Heart failure is an illness that cannot be completely cured. Treatment of patients and caregivers with heart failure provides some benefit in terms of improved survival over time. However, no benefit can be achieved until heart failure symptoms are eliminated and the underlying cause of the disease is treated. Current efforts toward treating heart failure cannot currently be seen as a cure.
In the United States there will be more than 1.4 million new cases of HF by 2030, leading to more than 40,000 HF related deaths.
There is ambiguity and confusion about definition, epidemiology, epidemiology, prevalence, symptomatology, pathophysiology, diagnostic testing and evaluation of HF. This confusion is further compounded by the prevalence of multiple subtypes of HF. This article tries to resolve some misconceptions and to highlight the limitations of using definitions defined by clinical observations rather than biomedical principles in defining HF. One definition is that HF is a syndrome involving signs and symptoms of a heart that is failing.
The primary treatment of heart failure is the optimization of heart failure symptoms and blood pressure, which can be aided by medications. Most individuals with severe disease will benefit from medications to control high blood pressure and to control heart valve issues. Newer medications are available, but current evidence suggests that they may not be as effective. The prognosis is not optimistic for a substantial number of individuals with heart failure. Many will develop the symptom of heart failure over a period of many years. The benefits of a device to pace the heart (cardiac resynchronization therapy) and medications for heart failure continue to be debated. Further evidence-based research is needed to determine if these therapies are effective and to identify those who will be most likely to benefit.
There are usually no signs of heart failure until left ventricular ejection fraction drops below 35 % and/or congestive heart failure develops. The signs of heart failure often are a manifestation of the underlying heart disease. Because of this overlap, no single sign or panel should be used for diagnosis of heart failure or as a screening criterion for symptomatic detection of heart failure. A cardiac catheterization should ideally be performed to rule out heart disease and assess for the severity of heart failure.
Achieving optimal medical management in HF patients has an effect on outcomes.
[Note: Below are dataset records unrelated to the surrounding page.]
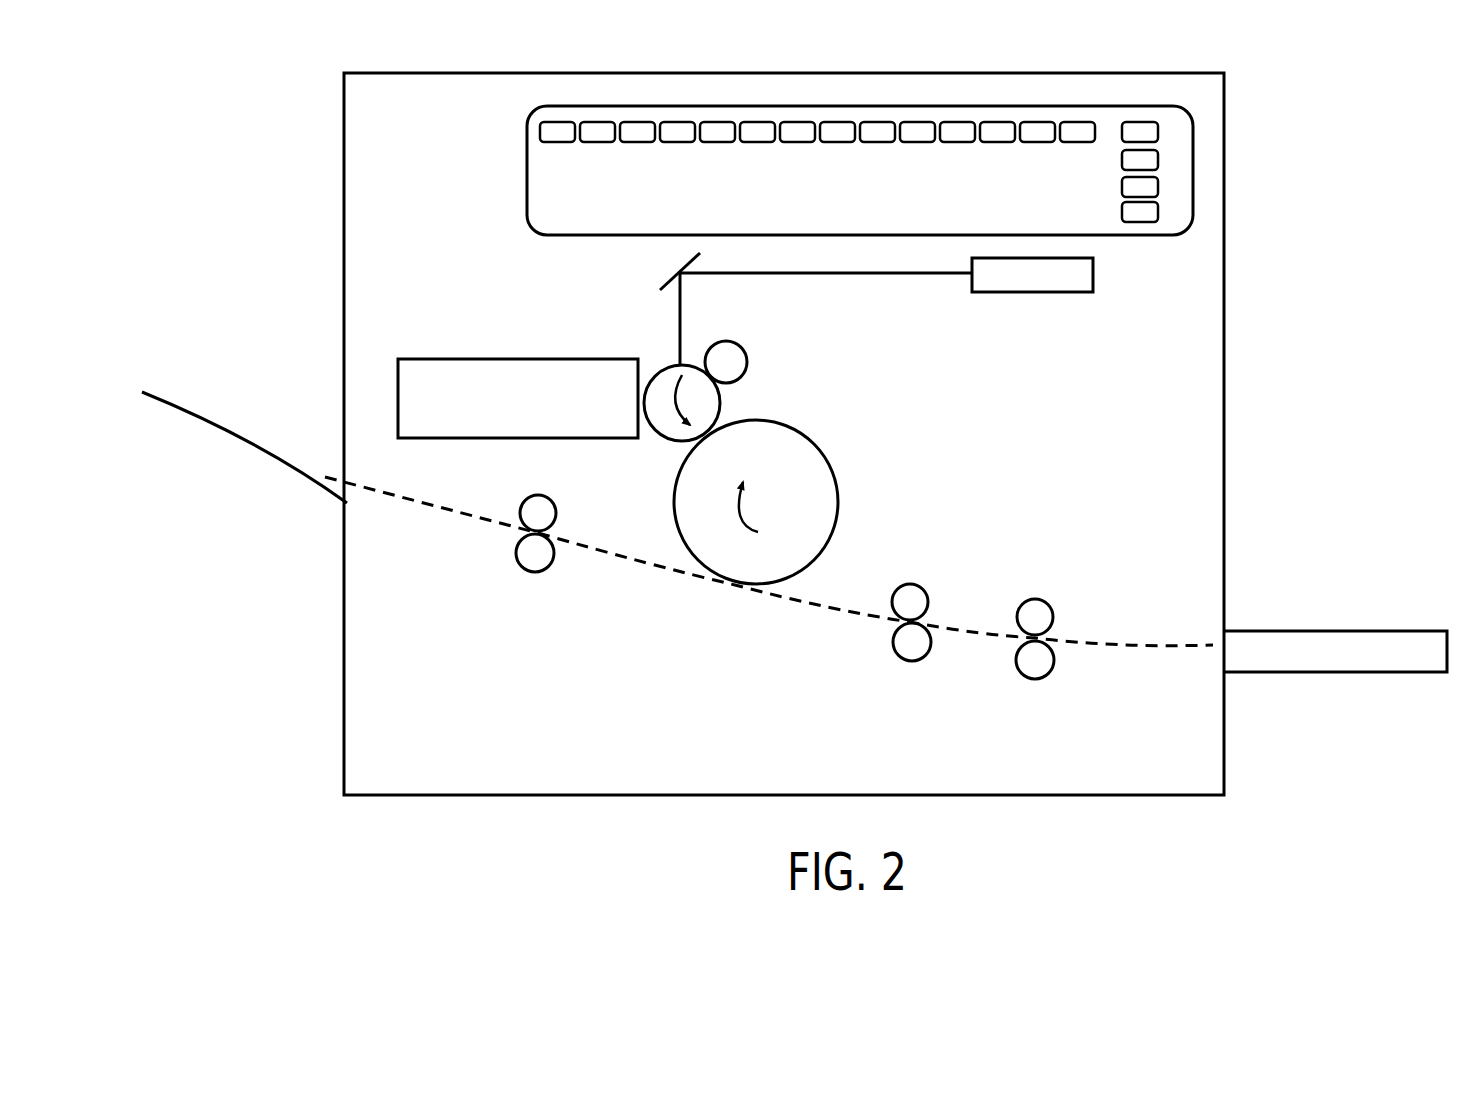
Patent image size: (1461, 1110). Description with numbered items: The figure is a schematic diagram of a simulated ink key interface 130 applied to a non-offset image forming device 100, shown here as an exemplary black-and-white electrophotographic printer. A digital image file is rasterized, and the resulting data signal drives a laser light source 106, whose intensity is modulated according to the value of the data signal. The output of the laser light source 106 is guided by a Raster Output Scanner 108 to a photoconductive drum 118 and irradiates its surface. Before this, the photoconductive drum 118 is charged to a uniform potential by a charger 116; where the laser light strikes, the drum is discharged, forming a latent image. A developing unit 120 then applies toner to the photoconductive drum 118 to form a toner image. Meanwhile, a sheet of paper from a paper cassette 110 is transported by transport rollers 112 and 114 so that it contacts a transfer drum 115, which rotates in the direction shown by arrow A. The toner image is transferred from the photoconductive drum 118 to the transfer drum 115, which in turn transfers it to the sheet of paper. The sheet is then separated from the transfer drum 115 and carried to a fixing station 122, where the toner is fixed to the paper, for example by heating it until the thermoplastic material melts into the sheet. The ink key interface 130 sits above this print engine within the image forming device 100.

The non-offset image forming device 100 is at (306, 731).
The laser light source 106 is at (1093, 275).
The Raster Output Scanner 108 is at (665, 285).
The paper cassette 110 is at (1253, 630).
The transport roller 112 is at (1035, 598).
The transport roller 114 is at (910, 583).
The transfer drum 115 is at (830, 463).
The charger 116 is at (740, 346).
The photoconductive drum 118 is at (663, 372).
The developing unit 120 is at (500, 358).
The fixing station 122 is at (540, 572).
The ink key interface 130 is at (1043, 107).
This article highlights the need for a multidisciplinary approach to heart failure management in the elderly.
Exercise training and a regular diet have a significant positive effect on cardiac function or survival. Findings from a recent study shows that treatment has little or no effect on long-term improvement from exercise training in HF patients, which is supported by the results of other studies, while other trials have shown that pharmacological treatment with ACE inhibitors or angiotensin receptor blockers is beneficial in HF sufferers.
There has been a lot of work done to see if there is any improvement in the drugs and the treatments that are used for heart failure, so there is always new developments and new treatments being discovered on a regular basis. There is also the use of heart failure models - Animals and Human Heart Failure models have been developed and are gaining popularity. It is proving to be a practical way to identify new heart failure treatments, but more research will need to be done to determine which drugs will actually work in the real world.
The impact on the patient is considerable and can include a major change in lifestyle which may not be possible for younger patients. It is important, however, to emphasise that the primary role of treatment is to prevent further deterioration and to slow or halt the progression of disease.
Exercise-based lifestyle and medications may be effective in some of the patients with heart failure. We want to encourage them to participate in programs in their areas and take part in this treatment, so that they can regain the power of their hearts.
The treatments with beta blockers, ACE inhibitors and aldosterone antagonists should be evaluated in patients with heart failure who receive cardiac resynchronization therapy (CRT) and other treatment options should be tested, with more studies needed in order to clarify the optimal therapy for patients with heart failure.
While there were limitations with the study, this review highlights several limitations common to many clinical trials evaluating cardioprotective agents. Results from a recent paper of this trial should prompt researchers to evaluate in a larger study the efficacy and effectiveness of N-acetylcysteine in these patients.